Q13. Time you made a decision without all information
Tests judgment under ambiguity. Explain how you mitigated risk, validated quickly, and adjusted later.
Example:
A server issue occurred, and logs were incomplete. You chose to restart a service to prevent outages, then later analyzed data to confirm root cause.
Q14. Time scope changed mid-project
Checks adaptability. Explain how you reprioritized and kept morale intact.
Example:
Midway through development, stakeholders added new API endpoints. You adjusted sprint goals, delegated tasks efficiently, and delivered MVP on time.

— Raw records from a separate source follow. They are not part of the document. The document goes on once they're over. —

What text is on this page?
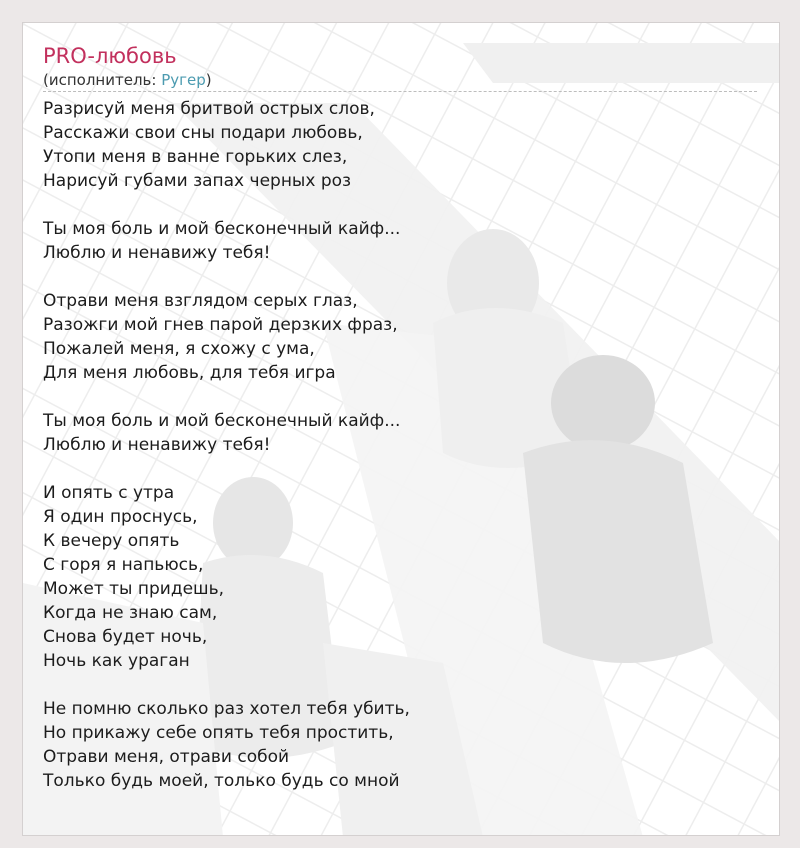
PRO-любовь
(исполнитель: Ругер)
Разрисуй меня бритвой острых слов,
Расскажи свои сны подари любовь,
Утопи меня в ванне горьких слез,
Нарисуй губами запах черных роз
Ты моя боль и мой бесконечный кайф...
Люблю и ненавижу тебя!
Отрави меня взглядом серых глаз,
Разожги мой гнев парой дерзких фраз,
Пожалей меня, я схожу с ума,
Для меня любовь, для тебя игра
Ты моя боль и мой бесконечный кайф...
Люблю и ненавижу тебя!
И опять с утра
Я один проснусь,
К вечеру опять
С горя я напьюсь,
Может ты придешь,
Когда не знаю сам,
Снова будет ночь,
Ночь как ураган
Не помню сколько раз хотел тебя убить,
Но прикажу себе опять тебя простить,
Отрави меня, отрави собой
Только будь моей, только будь со мной
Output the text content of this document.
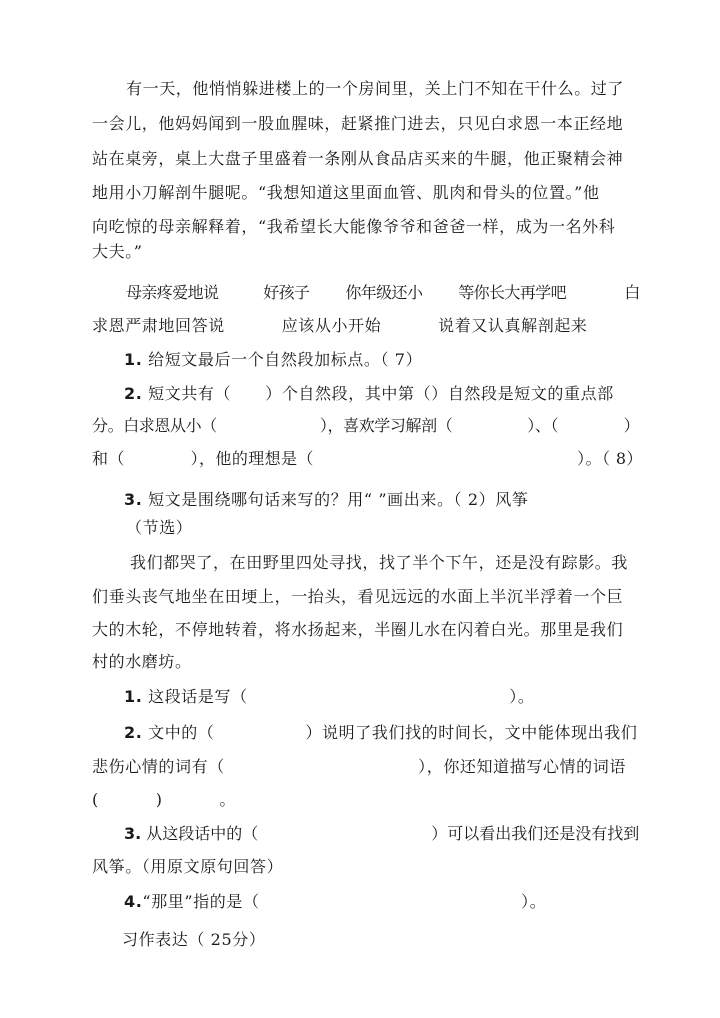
有一天，他悄悄躲进楼上的一个房间里，关上门不知在干什么。过了
一会儿，他妈妈闻到一股血腥味，赶紧推门进去，只见白求恩一本正经地
站在桌旁，桌上大盘子里盛着一条刚从食品店买来的牛腿，他正聚精会神
地用小刀解剖牛腿呢。“我想知道这里面血管、肌肉和骨头的位置。”他
向吃惊的母亲解释着，“我希望长大能像爷爷和爸爸一样，成为一名外科
大夫。”
母亲疼爱地说          好孩子        你年级还小        等你长大再学吧             白
求恩严肃地回答说          应该从小开始          说着又认真解剖起来
1. 给短文最后一个自然段加标点。（ 7）
2. 短文共有（      ）个自然段，其中第（）自然段是短文的重点部
分。白求恩从小（                      ），喜欢学习解剖（                ）、（              ）
和（            ），他的理想是（                                                ）。（ 8）
3. 短文是围绕哪句话来写的？用“ ”画出来。（ 2）风筝
（节选）
我们都哭了，在田野里四处寻找，找了半个下午，还是没有踪影。我
们垂头丧气地坐在田埂上，一抬头，看见远远的水面上半沉半浮着一个巨
大的木轮，不停地转着，将水扬起来，半圈儿水在闪着白光。那里是我们
村的水磨坊。
1. 这段话是写（                                              ）。
2. 文中的（                ）说明了我们找的时间长，文中能体现出我们
悲伤心情的词有（                                  ），你还知道描写心情的词语
(          )          。
3. 从这段话中的（                                  ）可以看出我们还是没有找到
风筝。（用原文原句回答）
4.“那里”指的是（                                              ）。
习作表达（ 25分）
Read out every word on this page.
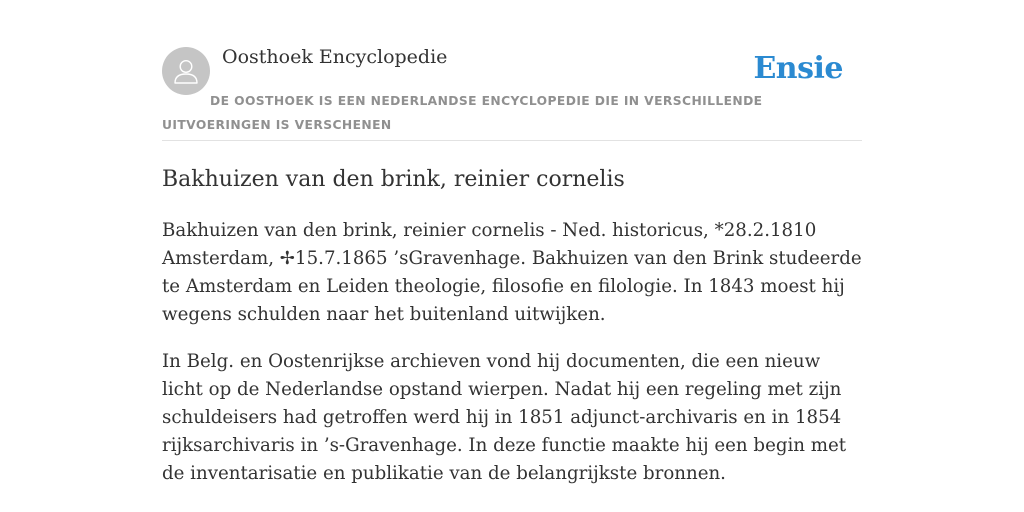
Oosthoek Encyclopedie	Ensie

DE OOSTHOEK IS EEN NEDERLANDSE ENCYCLOPEDIE DIE IN VERSCHILLENDE UITVOERINGEN IS VERSCHENEN

Bakhuizen van den brink, reinier cornelis

Bakhuizen van den brink, reinier cornelis - Ned. historicus, *28.2.1810 Amsterdam, ✢15.7.1865 ’sGravenhage. Bakhuizen van den Brink studeerde te Amsterdam en Leiden theologie, filosofie en filologie. In 1843 moest hij wegens schulden naar het buitenland uitwijken.

In Belg. en Oostenrijkse archieven vond hij documenten, die een nieuw licht op de Nederlandse opstand wierpen. Nadat hij een regeling met zijn schuldeisers had getroffen werd hij in 1851 adjunct-archivaris en in 1854 rijksarchivaris in ’s-Gravenhage. In deze functie maakte hij een begin met de inventarisatie en publikatie van de belangrijkste bronnen.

Q15. Time you had to stop working on a project before completion
Tests maturity — knowing when to pivot.
Example:
A chatbot project you led was paused when user adoption was low. You documented learnings and reused components in a new helpdesk assistant that succeeded.
Q16. Time you overcommitted yourself or your team
Assesses self-awareness and boundary management.
Example:
You agreed to multiple sprint goals, realizing mid-cycle it risked burnout. You reprioritized deliverables and learned to buffer for unexpected tasks.